A Media That Looks Away

5379.kamal Hartosh Singh Bal in Open the Magazine:

I see an injustice. Even as the Indian media, rightly so, has been filled with reports of Gujarat Chief Minister Narendra Modi being questioned by the Supreme Court appointed Special Investigation Team, an event in Canada has gone unreported. The recent visit of Kamal Nath, Union minister of road transport and highways, to the country triggered the ire of Sikhs who have not forgotten his role in the 1984 massacres, when he was part of a mob that set afire two Sikhs within sight of Parliament at Rakabganj Gurdwara.

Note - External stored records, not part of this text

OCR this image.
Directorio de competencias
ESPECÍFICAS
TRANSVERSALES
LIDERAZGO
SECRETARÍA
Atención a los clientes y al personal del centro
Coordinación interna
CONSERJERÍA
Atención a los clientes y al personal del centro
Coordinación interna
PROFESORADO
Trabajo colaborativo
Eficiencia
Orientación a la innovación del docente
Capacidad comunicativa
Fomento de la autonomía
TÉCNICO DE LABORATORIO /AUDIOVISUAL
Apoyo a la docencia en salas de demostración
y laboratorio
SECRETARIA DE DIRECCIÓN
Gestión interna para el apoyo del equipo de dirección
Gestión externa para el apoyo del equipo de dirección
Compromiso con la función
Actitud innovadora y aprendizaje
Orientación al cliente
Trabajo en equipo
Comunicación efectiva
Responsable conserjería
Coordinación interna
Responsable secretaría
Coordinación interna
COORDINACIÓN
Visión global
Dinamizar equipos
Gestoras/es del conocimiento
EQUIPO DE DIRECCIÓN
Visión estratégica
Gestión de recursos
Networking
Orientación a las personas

Surely the events in Canada were worth at least one news story, to say nothing of attracting the attention of India’s otherwise frenzied TV anchors. Robert Oliphant, Canadian MP and co-chair of the Canada-India forum of MPs, was quoted saying he chose not to attend a reception for Kamal Nath once he learnt of the man’s questionable character and allegations against him. Jack Layton, leader of the New Democrat Party, which controls two provinces in the country, issued a press release: ‘The New Democratic Party of Canada is concerned that a divisive and controversial Indian politician, Kamal Nath, has been invited to Canada… Out of respect for the Canadian Sikh community, I am urging my caucus not to attend events featuring Kamal Nath.’

Where, in all this, were the liberal South Asian voices from North America that were so easily mobilised against Narendra Modi? Why is there no coverage of the charges against Kamal Nath?